How Can We Reach Cheap Electricity in Estonia?

Everyone wants cheap electricity. Consumers expect low bills, industry needs stable and competitive prices, and governments are looking for ways to ensure energy security without relying on fossil fuels. From the perspective of physics and economics, the conclusion is straightforward: in the long run, cheap electricity can only be produced from cheap energy sources. Wind and solar are unique in this respect – their “fuel” is free, and the technology is becoming more efficient every year. For this reason, renewable energy is the only realistic foundation for permanently cheap electricity.

At the same time, it is misleading to think that the solution is simply to build more wind and solar parks. The electricity system is not an infinitely expandable container into which generation can be added without constraints. Every new renewable project affects market prices, grid loading, and the profitability of existing assets. If renewables are built without taking the system logic into account, the outcome can be the opposite of what was intended: prices become volatile, investments become uncertain, and cheap electricity fails to reach consumers.

One of the central phenomena is price cannibalisation. Because wind and solar parks often generate electricity at the same hours, the market is suddenly flooded with very cheap power. Wholesale prices fall, and paradoxically the very producers whose goal was to deliver low-cost energy are the ones that suffer. The more successful the rollout of renewables, the less revenue each individual park earns for its output. This is not a problem of individual projects, but a structural consequence of the market design itself.

Another critical barrier is the physical limitation of the electricity grid. Much of the new renewable generation is built in regions with little local demand, while the existing grid is already operating at or near its capacity. As a result, connecting new projects can take months, if not years, and cost millions. The greatest inefficiency lies in how grid connections are dimensioned: they are designed under the assumption that a plant will operate at 100% of its capacity at all times. In reality, this expensive resource remains unused for most of the year. It is like building a highway on which only one car is allowed to drive. As a result, physical infrastructure has become one of the main bottlenecks preventing cheap renewable electricity from reaching consumers’ sockets.

All of this is compounded by long and complex permitting processes. Even when the technology and capital are available, it can take years for new generation or grid connections to become operational due to permitting, environmental assessments, and local opposition. The energy system is evolving faster than the regulatory framework can adapt.

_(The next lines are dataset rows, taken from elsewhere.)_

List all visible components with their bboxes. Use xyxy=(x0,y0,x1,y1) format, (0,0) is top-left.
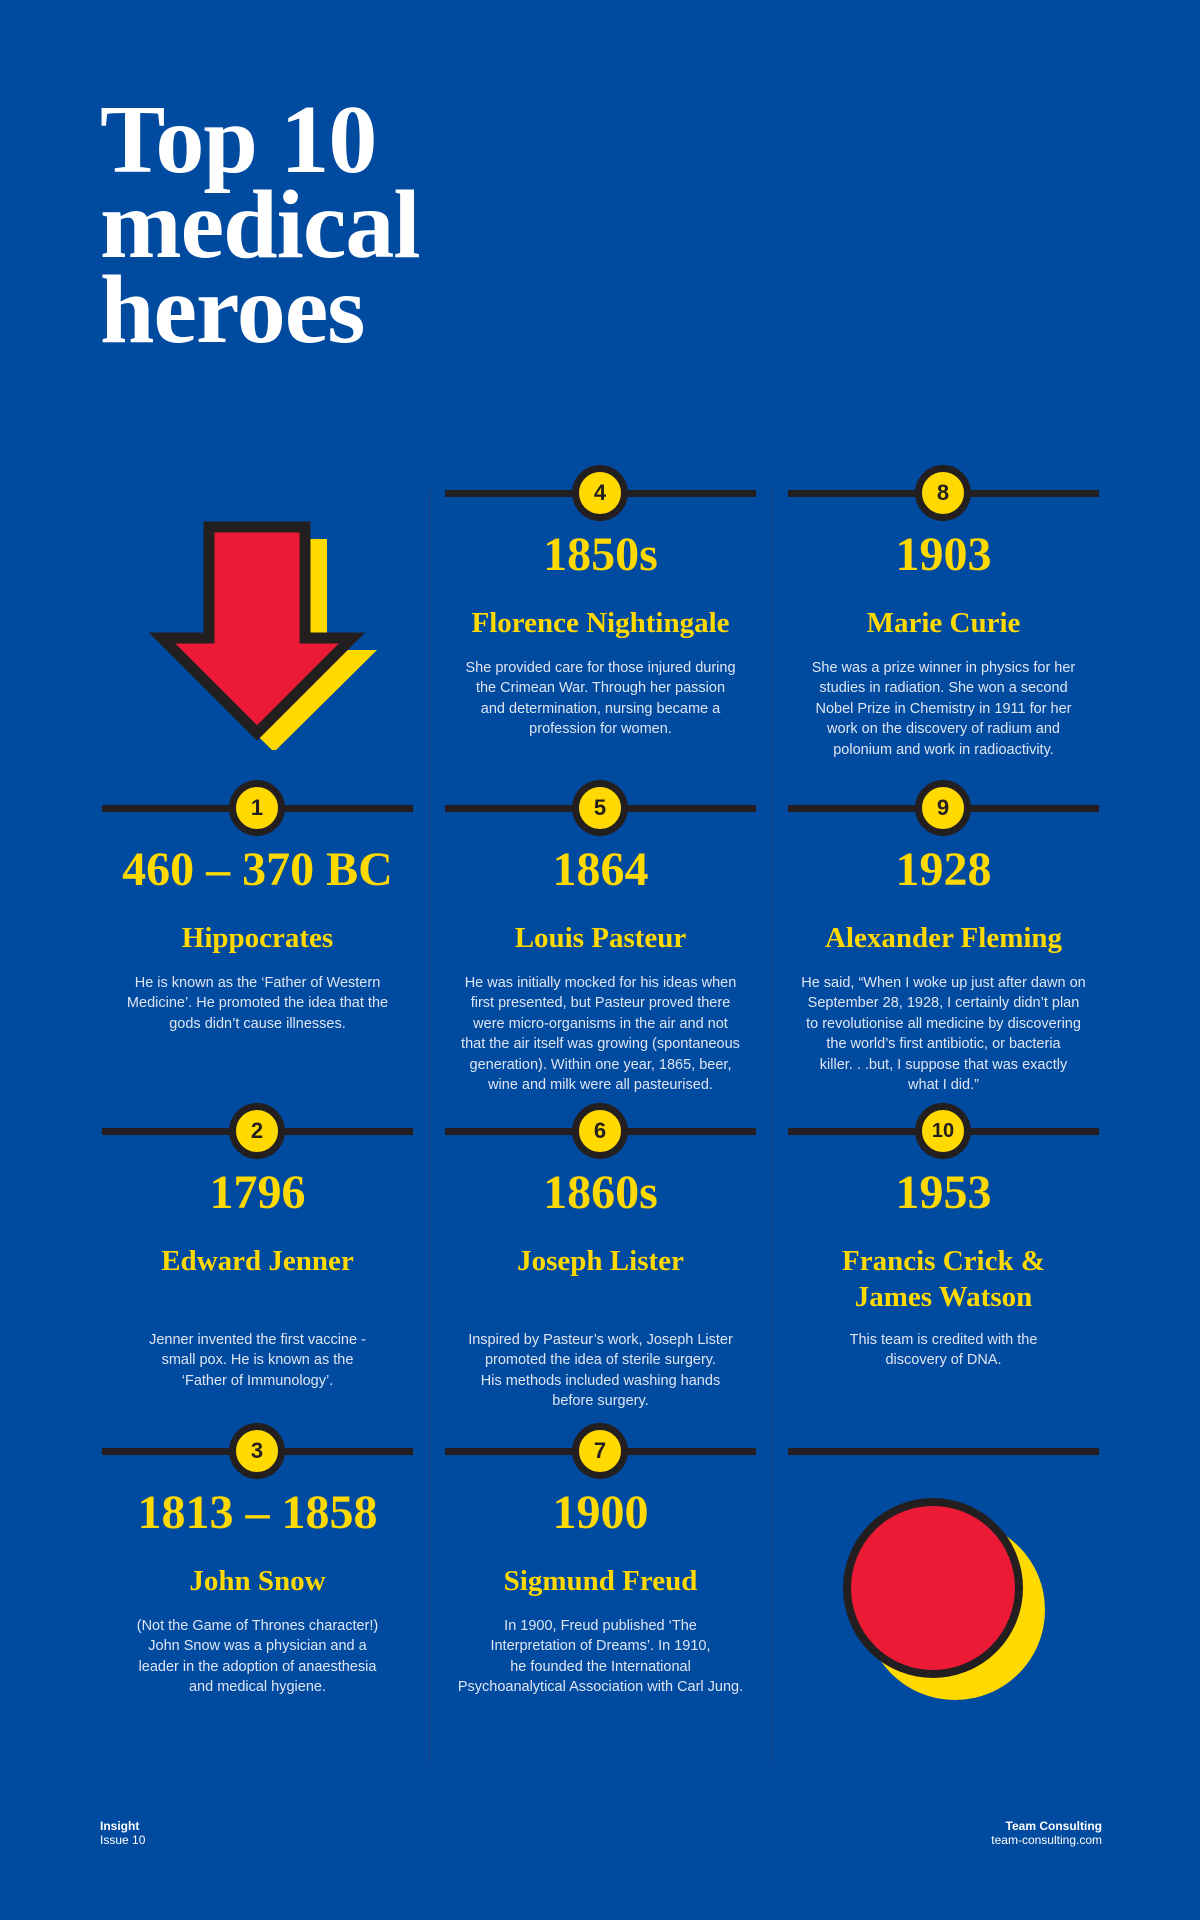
item 10: Crick & Watson: James Watson xyxy=(855,1281,1032,1313)
item 10: Crick & Watson: 1953 xyxy=(896,1166,992,1219)
item 1: Hippocrates xyxy=(102,780,413,1032)
item 5: Louis Pasteur: generation). Within one year, 1865, beer, xyxy=(470,1057,731,1073)
item 9: Alexander Fleming: killer. . .but, I suppose that was exactly xyxy=(820,1057,1067,1073)
item 10: Crick & Watson: This team is credited with the xyxy=(850,1332,1037,1348)
item 8: Marie Curie: studies in radiation. She won a second xyxy=(819,680,1068,696)
item 6: Joseph Lister: His methods included washing hands xyxy=(481,1373,720,1389)
icon: down arrow xyxy=(148,522,377,750)
item 4: Florence Nightingale: and determination, nursing became a xyxy=(481,701,720,717)
footer right: Team Consulting xyxy=(1006,1819,1102,1833)
item 9: Alexander Fleming: He said, “When I woke up just after dawn on xyxy=(801,975,1086,991)
item 2: Edward Jenner xyxy=(102,1103,413,1389)
item 8: Marie Curie: polonium and work in radioactivity. xyxy=(833,742,1054,758)
item 8: Marie Curie: work on the discovery of radium and xyxy=(827,721,1060,737)
item 8: Marie Curie: She was a prize winner in physics for her xyxy=(812,660,1075,676)
item 4: Florence Nightingale: 1850s xyxy=(543,528,658,581)
item 2: Edward Jenner: Edward Jenner xyxy=(161,1245,354,1277)
item 7: Sigmund Freud: 1900 xyxy=(552,1486,648,1539)
item 7: Sigmund Freud: Psychoanalytical Association with Carl Jung. xyxy=(458,1679,743,1695)
item 5: Louis Pasteur: 1864 xyxy=(552,843,648,896)
item 3: John Snow: 1813 – 1858 xyxy=(138,1486,378,1539)
item 10: Crick & Watson: discovery of DNA. xyxy=(885,1352,1002,1368)
final bar xyxy=(788,1448,1099,1455)
item 7: Sigmund Freud: he founded the International xyxy=(510,1659,691,1675)
item 6: Joseph Lister xyxy=(445,1103,756,1409)
footer right: team-consulting.com xyxy=(991,1833,1102,1847)
item 7: Sigmund Freud xyxy=(445,1423,756,1695)
item 2: Edward Jenner: small pox. He is known as the xyxy=(162,1352,353,1368)
item 5: Louis Pasteur: wine and milk were all pasteurised. xyxy=(488,1077,713,1093)
item 1: Hippocrates: Hippocrates xyxy=(182,922,333,954)
item 5: Louis Pasteur: Louis Pasteur xyxy=(515,922,686,954)
title xyxy=(100,86,420,364)
text: 1 xyxy=(251,795,263,820)
item 3: John Snow xyxy=(102,1423,413,1695)
title: medical xyxy=(100,171,420,279)
item 2: Edward Jenner: Jenner invented the first vaccine - xyxy=(149,1332,366,1348)
item 1: Hippocrates: 460 – 370 BC xyxy=(122,843,393,896)
title: heroes xyxy=(100,256,364,364)
item 8: Marie Curie: 1903 xyxy=(896,528,992,581)
item 5: Louis Pasteur: that the air itself was growing (spontaneous xyxy=(461,1036,740,1052)
item 4: Florence Nightingale: She provided care for those injured during xyxy=(465,660,736,676)
text: 2 xyxy=(251,1118,263,1143)
item 4: Florence Nightingale: profession for women. xyxy=(529,721,672,737)
item 6: Joseph Lister: Joseph Lister xyxy=(517,1245,684,1277)
item 10: Crick & Watson: Francis Crick & xyxy=(842,1245,1045,1277)
item 6: Joseph Lister: 1860s xyxy=(543,1166,658,1219)
text: 5 xyxy=(594,795,606,820)
title: Top 10 xyxy=(100,86,376,194)
footer left: Issue 10 xyxy=(100,1833,145,1847)
item 9: Alexander Fleming: Alexander Fleming xyxy=(825,922,1062,954)
footer left xyxy=(100,1819,145,1847)
item 9: Alexander Fleming: 1928 xyxy=(896,843,992,896)
item 3: John Snow: John Snow was a physician and a xyxy=(148,1638,367,1654)
item 5: Louis Pasteur: first presented, but Pasteur proved there xyxy=(471,995,730,1011)
item 3: John Snow: leader in the adoption of anaesthesia xyxy=(139,1659,376,1675)
item 6: Joseph Lister: Inspired by Pasteur’s work, Joseph Lister xyxy=(468,1332,733,1348)
item 8: Marie Curie: Marie Curie xyxy=(867,607,1020,639)
text: 9 xyxy=(937,795,949,820)
item 9: Alexander Fleming: what I did.” xyxy=(908,1077,979,1093)
item 5: Louis Pasteur: He was initially mocked for his ideas when xyxy=(465,975,736,991)
item 5: Louis Pasteur: were micro-organisms in the air and not xyxy=(473,1016,728,1032)
footer left: Insight xyxy=(100,1819,139,1833)
item 6: Joseph Lister: promoted the idea of sterile surgery. xyxy=(485,1352,716,1368)
item 4: Florence Nightingale: the Crimean War. Through her passion xyxy=(476,680,725,696)
item 4: Florence Nightingale: Florence Nightingale xyxy=(471,607,730,639)
text: 4 xyxy=(594,480,606,505)
item 9: Alexander Fleming xyxy=(788,780,1099,1093)
item 3: John Snow: and medical hygiene. xyxy=(189,1679,326,1695)
text: 7 xyxy=(594,1438,606,1463)
item 9: Alexander Fleming: to revolutionise all medicine by discovering xyxy=(806,1016,1081,1032)
item 9: Alexander Fleming: the world’s first antibiotic, or bacteria xyxy=(826,1036,1061,1052)
item 8: Marie Curie: Nobel Prize in Chemistry in 1911 for her xyxy=(815,701,1072,717)
item 10: Crick & Watson: 10 xyxy=(932,1120,954,1142)
item 9: Alexander Fleming: September 28, 1928, I certainly didn’t plan xyxy=(808,995,1079,1011)
item 7: Sigmund Freud: Sigmund Freud xyxy=(504,1565,697,1597)
item 3: John Snow: (Not the Game of Thrones character!) xyxy=(137,1618,378,1634)
item 1: Hippocrates: Medicine’. He promoted the idea that the xyxy=(127,995,388,1011)
item 3: John Snow: John Snow xyxy=(189,1565,326,1597)
text: 8 xyxy=(937,480,949,505)
item 5: Louis Pasteur xyxy=(445,780,756,1093)
icon: red circle xyxy=(843,1498,1045,1700)
footer right xyxy=(991,1819,1102,1847)
item 1: Hippocrates: gods didn’t cause illnesses. xyxy=(169,1016,346,1032)
text: 3 xyxy=(251,1438,263,1463)
text: 6 xyxy=(594,1118,606,1143)
item 2: Edward Jenner: ‘Father of Immunology’. xyxy=(182,1373,333,1389)
item 6: Joseph Lister: before surgery. xyxy=(552,1393,649,1409)
item 7: Sigmund Freud: Interpretation of Dreams’. In 1910, xyxy=(490,1638,711,1654)
item 4: Florence Nightingale xyxy=(445,465,756,737)
item 1: Hippocrates: He is known as the ‘Father of Western xyxy=(135,975,380,991)
item 10: Crick & Watson xyxy=(788,1103,1099,1368)
item 8: Marie Curie xyxy=(788,465,1099,758)
item 7: Sigmund Freud: In 1900, Freud published ‘The xyxy=(504,1618,697,1634)
item 2: Edward Jenner: 1796 xyxy=(210,1166,306,1219)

Batteries are often seen as the solution that could eliminate these bottlenecks. Energy storage can better align generation and consumption over time, ease grid congestion, and reduce price volatility. However, batteries are not a silver bullet. Standalone battery projects are particularly difficult to develop, as they face the same lengthy permitting and grid connection challenges as generation assets.

This is where co-location – combining renewable generation and storage into a single hybrid project behind one grid connection point – becomes critical. This is not merely a technical optimisation, but a systemic response to today’s challenges. Storage allows producers to decide when and how electricity is delivered to the market, reducing the impact of price cannibalisation. At the same time, it helps keep grid loading under control and accelerates development by making more efficient use of existing infrastructure.

In practice, flexibility has become almost the only way for many existing renewable parks to remain competitive and financially viable. Simply selling electricity into the spot market no longer covers risks and costs, making revenue maximisation through flexibility essential. A solar park, which is typically a passive asset during winter, can gain a new lease of life through a hybrid setup. With demand for frequency reserves having grown explosively in 2025, adding batteries to existing parks allows owners to lease out their grid connection and land, generating revenue even when panels are covered in snow. In this way, renewable parks are no longer just electricity producers, but active and indispensable components of the entire power system’s balancing.

In conclusion, the question is not whether renewable energy is needed – that is inevitable. The real question is how to integrate it into the system in a way that ensures cheap electricity actually reaches end consumers. Hybrid projects, storage solutions, and valuing flexibility are no longer future concepts, but essential steps if renewable energy is to fulfil its promise of delivering affordable, climate-friendly, and sustainable electricity.